Etta Moten (1901-2004)

Etta Moten
Public Domain Image

Etta Moten, a multifaceted pioneer in the world of entertainment, was born in Weimar, Texas in 1901. She was raised as the only child of her parents, Freeman Moten, a Methodist minister, and his wife Ida Mae Norman. In 1915, Rev. Moten moved to Kansas City where Etta Moten began singing in church choirs.

Moten married one of her school teachers at the age of 17 and had three children. She divorced her husband in 1924 and asked her parents to care for her children while she went on to attend the University of Kansas to study voice and drama. While at the University of Kansas, Moten briefly joined the Eva Jessy Choir in New York before her ambitions led her to Hollywood where she immediately embarked upon a film career that enabled her to parlay her vocal and dramatic skills in a dignified manner.

Moten made her film debut as a widow (who sang the song My Forgotten Man) in the 1933 movie The Gold Diggers. The same year, she appeared in her sophomore and final film entitled Flying Down to Rio in which her moving vocal performance of The Carioca received positive reviews. Although she did not receive billing for subsequent film roles, Moten was one of the first singers to be employed as a dub for the voices of several other leading actresses, including Barbara Stanwyck and Ginger Rogers.

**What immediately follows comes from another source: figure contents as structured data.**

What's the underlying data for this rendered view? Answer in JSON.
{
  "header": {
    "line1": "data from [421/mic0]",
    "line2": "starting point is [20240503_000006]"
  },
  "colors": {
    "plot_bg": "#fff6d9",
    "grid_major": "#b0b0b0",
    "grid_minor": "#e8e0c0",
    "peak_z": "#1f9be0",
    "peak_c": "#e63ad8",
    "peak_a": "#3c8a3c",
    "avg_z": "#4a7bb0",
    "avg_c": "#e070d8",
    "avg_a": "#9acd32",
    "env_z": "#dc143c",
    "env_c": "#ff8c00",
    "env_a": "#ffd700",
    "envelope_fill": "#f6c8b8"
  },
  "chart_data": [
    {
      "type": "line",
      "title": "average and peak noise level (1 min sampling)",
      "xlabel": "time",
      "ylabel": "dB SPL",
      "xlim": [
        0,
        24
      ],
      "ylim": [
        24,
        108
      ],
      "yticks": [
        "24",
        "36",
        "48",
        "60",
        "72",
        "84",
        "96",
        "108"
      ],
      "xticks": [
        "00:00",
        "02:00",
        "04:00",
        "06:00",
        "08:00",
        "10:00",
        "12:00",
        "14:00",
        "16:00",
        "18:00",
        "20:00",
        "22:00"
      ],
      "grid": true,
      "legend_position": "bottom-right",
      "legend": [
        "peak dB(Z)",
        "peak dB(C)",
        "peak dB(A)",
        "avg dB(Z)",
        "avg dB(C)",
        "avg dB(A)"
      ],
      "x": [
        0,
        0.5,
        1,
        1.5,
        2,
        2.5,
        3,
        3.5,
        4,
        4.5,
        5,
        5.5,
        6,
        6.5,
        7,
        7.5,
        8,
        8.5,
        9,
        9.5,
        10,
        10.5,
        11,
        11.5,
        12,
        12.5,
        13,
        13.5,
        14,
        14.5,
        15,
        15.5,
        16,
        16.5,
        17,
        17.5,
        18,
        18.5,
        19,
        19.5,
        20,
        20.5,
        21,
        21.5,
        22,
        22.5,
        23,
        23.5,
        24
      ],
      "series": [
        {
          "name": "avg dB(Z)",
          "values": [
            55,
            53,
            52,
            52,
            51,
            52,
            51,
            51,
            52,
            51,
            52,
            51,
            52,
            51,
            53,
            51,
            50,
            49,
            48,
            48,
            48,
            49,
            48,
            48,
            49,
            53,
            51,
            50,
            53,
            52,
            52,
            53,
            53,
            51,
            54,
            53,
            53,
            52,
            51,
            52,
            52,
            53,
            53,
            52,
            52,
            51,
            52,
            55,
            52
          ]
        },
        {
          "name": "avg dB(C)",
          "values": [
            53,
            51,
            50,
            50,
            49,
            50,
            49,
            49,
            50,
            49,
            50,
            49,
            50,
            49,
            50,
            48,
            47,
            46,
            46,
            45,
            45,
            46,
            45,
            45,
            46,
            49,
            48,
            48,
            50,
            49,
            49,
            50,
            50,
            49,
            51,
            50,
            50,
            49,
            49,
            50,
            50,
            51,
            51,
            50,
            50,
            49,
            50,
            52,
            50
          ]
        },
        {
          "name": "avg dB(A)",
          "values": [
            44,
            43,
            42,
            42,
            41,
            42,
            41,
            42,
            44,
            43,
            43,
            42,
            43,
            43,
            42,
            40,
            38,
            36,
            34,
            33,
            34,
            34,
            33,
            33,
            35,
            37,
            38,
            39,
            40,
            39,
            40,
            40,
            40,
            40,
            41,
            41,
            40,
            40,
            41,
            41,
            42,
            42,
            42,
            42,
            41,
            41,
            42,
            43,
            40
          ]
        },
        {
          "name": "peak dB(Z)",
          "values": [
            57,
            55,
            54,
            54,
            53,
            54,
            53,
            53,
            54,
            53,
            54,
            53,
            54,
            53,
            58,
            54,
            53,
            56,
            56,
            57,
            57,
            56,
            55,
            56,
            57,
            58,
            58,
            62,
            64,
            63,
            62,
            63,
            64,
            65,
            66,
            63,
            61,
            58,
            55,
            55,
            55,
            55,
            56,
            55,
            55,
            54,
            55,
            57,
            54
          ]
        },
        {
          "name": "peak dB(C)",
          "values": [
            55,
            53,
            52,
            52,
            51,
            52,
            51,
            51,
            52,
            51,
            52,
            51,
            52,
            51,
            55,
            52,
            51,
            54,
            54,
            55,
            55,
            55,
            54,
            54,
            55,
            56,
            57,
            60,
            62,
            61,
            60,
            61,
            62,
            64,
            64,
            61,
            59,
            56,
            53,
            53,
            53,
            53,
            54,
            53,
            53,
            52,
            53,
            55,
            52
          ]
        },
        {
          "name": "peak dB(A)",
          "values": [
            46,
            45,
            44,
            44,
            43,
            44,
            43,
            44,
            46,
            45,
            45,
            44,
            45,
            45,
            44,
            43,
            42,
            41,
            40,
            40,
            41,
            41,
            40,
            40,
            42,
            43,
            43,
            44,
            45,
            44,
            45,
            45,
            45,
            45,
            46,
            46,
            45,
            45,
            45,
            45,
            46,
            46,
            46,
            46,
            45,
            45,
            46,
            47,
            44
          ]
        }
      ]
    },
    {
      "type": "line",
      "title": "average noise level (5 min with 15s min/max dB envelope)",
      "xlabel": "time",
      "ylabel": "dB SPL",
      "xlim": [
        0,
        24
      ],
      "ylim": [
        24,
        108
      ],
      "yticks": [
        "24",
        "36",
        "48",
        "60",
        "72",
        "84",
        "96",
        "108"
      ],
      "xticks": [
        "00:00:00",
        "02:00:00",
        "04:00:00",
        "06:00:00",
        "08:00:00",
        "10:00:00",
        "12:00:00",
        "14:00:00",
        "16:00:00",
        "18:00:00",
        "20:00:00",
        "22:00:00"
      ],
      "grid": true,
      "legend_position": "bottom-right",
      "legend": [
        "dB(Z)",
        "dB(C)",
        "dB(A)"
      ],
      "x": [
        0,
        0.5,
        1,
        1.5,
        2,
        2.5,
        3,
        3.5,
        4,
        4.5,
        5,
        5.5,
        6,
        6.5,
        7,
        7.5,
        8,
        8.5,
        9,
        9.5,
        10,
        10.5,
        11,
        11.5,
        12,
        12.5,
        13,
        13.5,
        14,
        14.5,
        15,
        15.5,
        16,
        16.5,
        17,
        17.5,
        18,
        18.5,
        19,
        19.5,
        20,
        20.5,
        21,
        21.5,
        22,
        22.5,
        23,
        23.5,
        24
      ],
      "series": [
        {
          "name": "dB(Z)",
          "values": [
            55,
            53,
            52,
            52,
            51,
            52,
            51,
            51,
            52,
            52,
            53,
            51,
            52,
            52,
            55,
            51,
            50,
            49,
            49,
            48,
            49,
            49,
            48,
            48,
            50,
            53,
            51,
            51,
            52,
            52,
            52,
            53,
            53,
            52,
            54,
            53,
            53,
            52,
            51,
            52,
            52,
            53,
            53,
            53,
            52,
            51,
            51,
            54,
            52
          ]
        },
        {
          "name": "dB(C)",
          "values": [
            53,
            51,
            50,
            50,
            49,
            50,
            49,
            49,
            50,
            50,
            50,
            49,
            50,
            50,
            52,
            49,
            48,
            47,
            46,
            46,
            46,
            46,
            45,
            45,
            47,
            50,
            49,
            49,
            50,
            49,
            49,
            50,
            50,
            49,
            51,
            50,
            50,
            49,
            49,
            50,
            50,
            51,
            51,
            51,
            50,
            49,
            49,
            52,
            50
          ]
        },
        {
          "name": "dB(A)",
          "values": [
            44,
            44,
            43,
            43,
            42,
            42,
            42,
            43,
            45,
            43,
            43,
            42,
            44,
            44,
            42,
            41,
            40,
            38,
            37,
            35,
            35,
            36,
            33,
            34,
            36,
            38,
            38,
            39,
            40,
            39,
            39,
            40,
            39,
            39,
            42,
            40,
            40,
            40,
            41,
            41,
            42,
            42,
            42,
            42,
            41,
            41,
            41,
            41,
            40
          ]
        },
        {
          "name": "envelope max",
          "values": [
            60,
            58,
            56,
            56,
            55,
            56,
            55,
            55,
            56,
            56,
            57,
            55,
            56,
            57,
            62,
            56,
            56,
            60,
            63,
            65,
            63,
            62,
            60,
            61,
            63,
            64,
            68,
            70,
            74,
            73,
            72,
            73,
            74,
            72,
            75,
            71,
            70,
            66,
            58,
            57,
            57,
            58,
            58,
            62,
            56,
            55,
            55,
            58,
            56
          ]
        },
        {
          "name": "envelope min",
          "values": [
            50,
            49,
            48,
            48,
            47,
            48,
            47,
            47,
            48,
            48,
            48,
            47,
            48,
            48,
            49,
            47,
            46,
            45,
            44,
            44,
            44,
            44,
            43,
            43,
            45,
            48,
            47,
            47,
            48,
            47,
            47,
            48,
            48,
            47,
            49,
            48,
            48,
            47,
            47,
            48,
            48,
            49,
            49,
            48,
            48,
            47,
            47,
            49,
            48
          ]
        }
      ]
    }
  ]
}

In 1933, Moten performed at the White House at the invitation of President and Mrs. Franklin D. Roosevelt. In 1934, she married entrepreneur and founder of the Associated Negro Press Claude Albert Barnett and subsequently switched to Broadway, where she gained the leading role of Bess in the 1942 revival of Porgy and Bess. She also appeared in productions of Sugar Hill and Lysistrata opposite acclaimed actor Leigh Whipper.

In 2003, Moten was honored at Chicago International Film Festival’s tribute to African American women in film. In addition, she received a Living Legend Award from the National Black Arts Festival and was inducted into the Black Filmmakers Hall of Fame. She died of pancreatic cancer on January 2, 2004 in Chicago at the age of 103.